6Quatrième constat posé en 2003 : celui du penchant de la recherche française dans ce domaine à se replier sur les travaux académiques et hexagonaux. Aussi, dans l’éditorial du premier numéro, invitions-nous nos lecteurs et auteurs à ne pas rester « prisonniers (…) des frontières institutionnelles et des barrières linguistiques ». Et nous nous sommes nous-mêmes appliqués à nouer d’étroites relations à l’international d’une part, avec les autres grandes revues du champ, comme en témoignent les collaborations de Distances et Savoirs avec l’American Journal of Distance Education (http://0-www-tandfonline-com.catalogue.libraries.london.ac.uk/toc/hajd20/current), et avec son rédacteur en chef, Michael Graham Moore, nos deux revues publiant réciproquement des articles de l’un et de l’autre (cf. D&S, vol 7, n°4/2009 notamment) et avec l’Asian Journal of Distance Education (http://www.asianjde.org/), et ses rédacteurs en chef Paul Kawachi et Ramesh C. Sharma, auquel nous avons aussi ouvert nos pages pour mieux faire connaître les réalités de la recherche en Asie (cf. D&S vol. 9, n°1/2011 en particulier ). Et nous avons d’autre part été attentifs dès nos tout premiers numéros (D&S, vol 1,n °4/2003) aux associations professionnelles concernées par la formation à distance, comme le Forum Français pour la Formation à Distance (http://www.fffod.org/). Nous poursuivons avec Distances et Médiations des Savoirs cette ouverture internationale et institutionnelle puisqu’à présent 9 pays sont représentés dans le comité éditorial, international, tout en étant francophone.

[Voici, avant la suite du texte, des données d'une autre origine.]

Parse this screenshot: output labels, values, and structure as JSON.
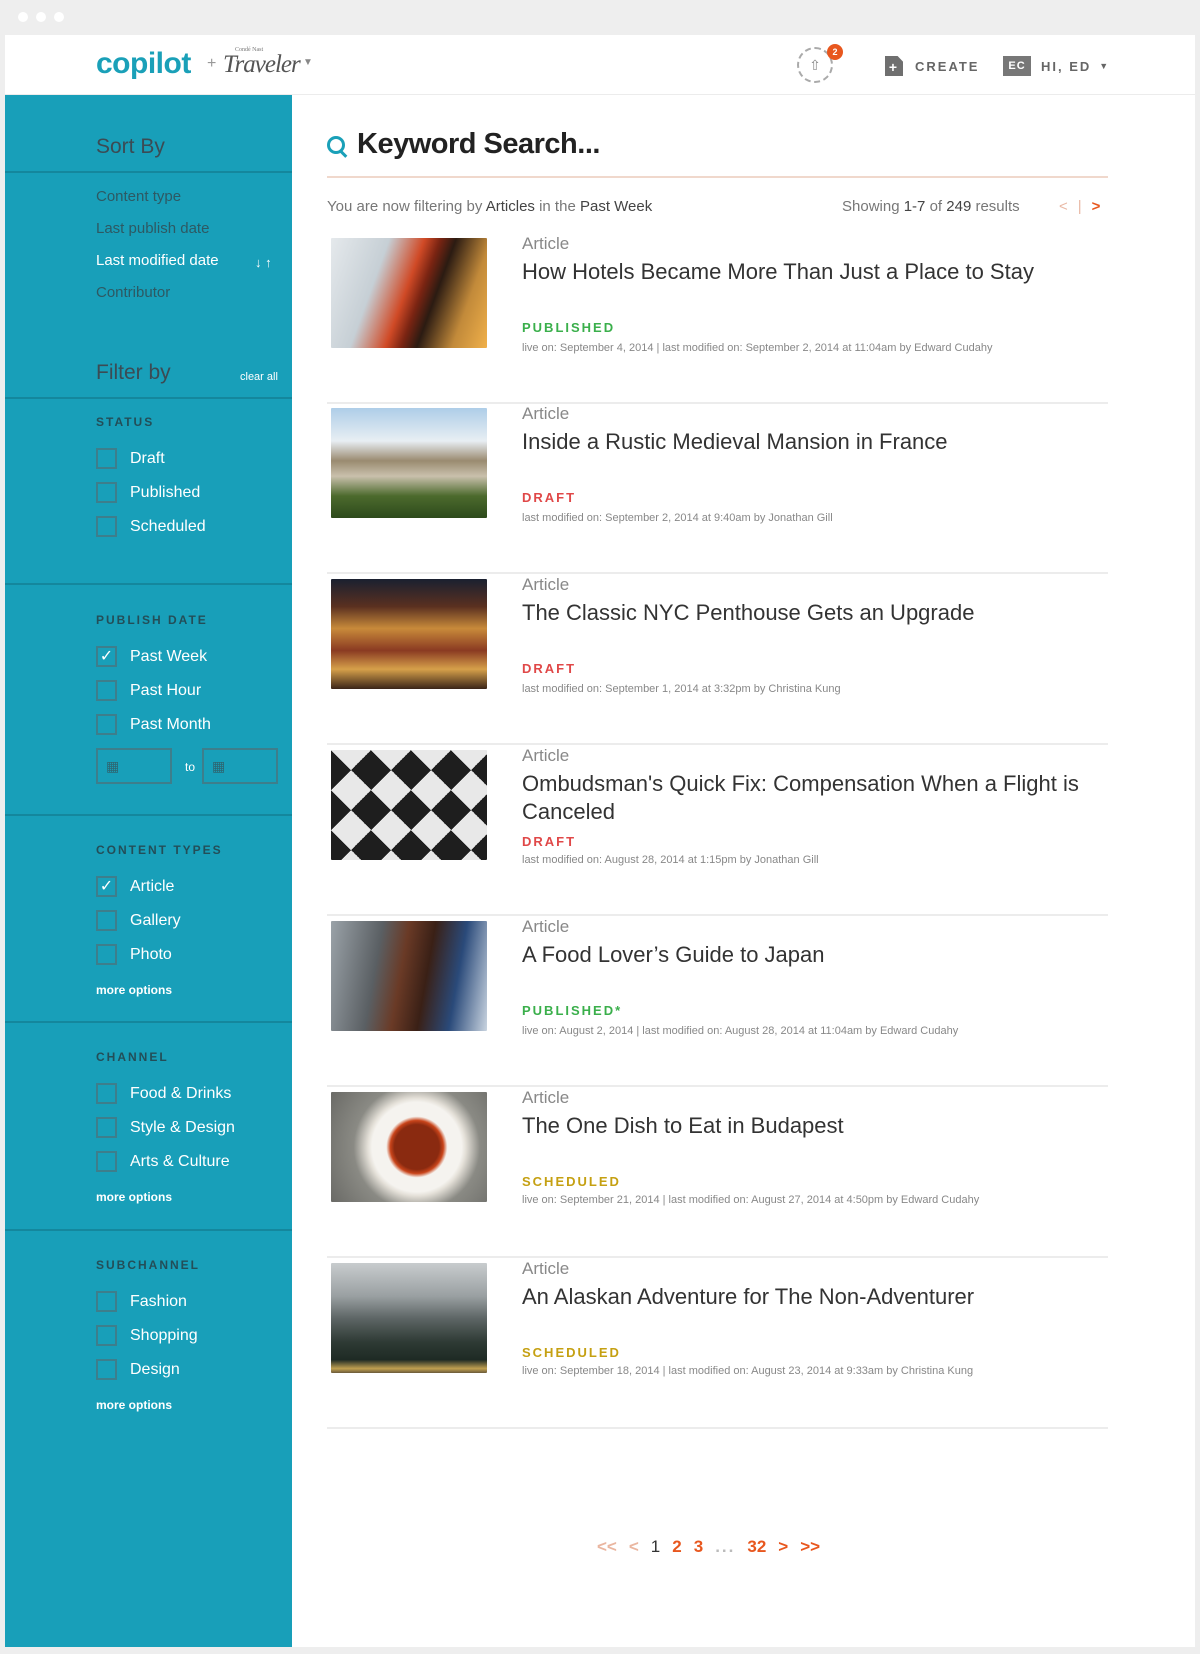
{
  "header": {
    "logo": "copilot",
    "plus": "+",
    "brand": "Traveler",
    "brand_small": "Condé Nast",
    "upload_badge": "2",
    "create_label": "CREATE",
    "avatar_initials": "EC",
    "greeting": "HI, ED"
  },
  "sidebar": {
    "sort_heading": "Sort By",
    "sort_items": [
      "Content type",
      "Last publish date",
      "Last modified date",
      "Contributor"
    ],
    "sort_arrows": "↓ ↑",
    "filter_heading": "Filter by",
    "clear_all": "clear all",
    "status": {
      "title": "STATUS",
      "options": [
        "Draft",
        "Published",
        "Scheduled"
      ]
    },
    "publish_date": {
      "title": "PUBLISH DATE",
      "options": [
        "Past Week",
        "Past Hour",
        "Past Month"
      ],
      "to": "to"
    },
    "content_types": {
      "title": "CONTENT TYPES",
      "options": [
        "Article",
        "Gallery",
        "Photo"
      ],
      "more": "more options"
    },
    "channel": {
      "title": "CHANNEL",
      "options": [
        "Food & Drinks",
        "Style & Design",
        "Arts & Culture"
      ],
      "more": "more options"
    },
    "subchannel": {
      "title": "SUBCHANNEL",
      "options": [
        "Fashion",
        "Shopping",
        "Design"
      ],
      "more": "more options"
    }
  },
  "main": {
    "search_placeholder": "Keyword Search...",
    "filter_prefix": "You are now filtering by",
    "filter_type": "Articles",
    "filter_mid": "in the",
    "filter_range": "Past Week",
    "showing_prefix": "Showing",
    "showing_range": "1-7",
    "showing_of": "of",
    "showing_total": "249",
    "showing_suffix": "results",
    "prev": "<",
    "sep": "|",
    "next": ">",
    "results": [
      {
        "type": "Article",
        "title": "How Hotels Became More Than Just a Place to Stay",
        "status": "PUBLISHED",
        "meta": "live on: September 4, 2014   |   last modified on: September 2, 2014 at 11:04am by Edward Cudahy"
      },
      {
        "type": "Article",
        "title": "Inside a Rustic Medieval Mansion in France",
        "status": "DRAFT",
        "meta": "last modified on: September 2, 2014 at 9:40am by Jonathan Gill"
      },
      {
        "type": "Article",
        "title": "The Classic NYC Penthouse Gets an Upgrade",
        "status": "DRAFT",
        "meta": "last modified on: September 1, 2014 at 3:32pm by Christina Kung"
      },
      {
        "type": "Article",
        "title": "Ombudsman's Quick Fix: Compensation When a Flight is Canceled",
        "status": "DRAFT",
        "meta": "last modified on: August 28, 2014 at 1:15pm by Jonathan Gill"
      },
      {
        "type": "Article",
        "title": "A Food Lover’s Guide to Japan",
        "status": "PUBLISHED*",
        "meta": "live on: August 2, 2014   |   last modified on: August 28, 2014 at 11:04am by Edward Cudahy"
      },
      {
        "type": "Article",
        "title": "The One Dish to Eat in Budapest",
        "status": "SCHEDULED",
        "meta": "live on: September 21, 2014   |   last modified on: August 27, 2014 at 4:50pm by Edward Cudahy"
      },
      {
        "type": "Article",
        "title": "An Alaskan Adventure for The Non-Adventurer",
        "status": "SCHEDULED",
        "meta": "live on: September 18, 2014  |  last modified on: August 23, 2014 at 9:33am by Christina Kung"
      }
    ],
    "pagination": {
      "first": "<<",
      "prev": "<",
      "pages": [
        "1",
        "2",
        "3"
      ],
      "ellipsis": "...",
      "last_page": "32",
      "next": ">",
      "last": ">>"
    }
  },
  "colors": {
    "accent": "#1aa0b8",
    "sidebar": "#189fb9",
    "orange": "#e8571e",
    "published": "#3aaf4b",
    "draft": "#e04848",
    "scheduled": "#c5a012"
  }
}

7Beaucoup reste à faire toutefois dans le champ élargi que nous nous donnons désormais : c’est à quoi nous souhaitons employer les ressources de Distances et Médiations des Savoirs, comme l’une de nos priorités de la prochaine décennie.
8Le présent numéro reflète bien nos acquis et nos projets. Continuité tout à fait concrète entre Distances et Savoirs et Distances et Médiations des Savoirs, puisque deux auteurs, Thérésa Assude et Jacques Béziat, dont nous n’avions pu publier les travaux faute de place dans l’un des deux tomes résultant de l’appel à contribution « Où va la distance » (D&S, vol9, n°3 et 4/2011) poursuivent ici l’aventure. Ils pourront eux-mêmes dans un prochain numéro de DMS évoquer l’évolution de leurs réflexions, peut-être répondre aux questions qu’ils se posaient éventuellement en 2011, mais l’on verra dès à présent que certains des thèmes qu’ils exposent ici, sont un thème récurrent et nécessaire dans notre champ, par exemple celui de l’évolution du métier de tuteur en ligne dans un dispositif numérique, comme l’analyse Jacques Béziat, ou encore celui du parcours de formation dans un dispositif hybride pour Thérésa Assude. Nous y revenons plus loin.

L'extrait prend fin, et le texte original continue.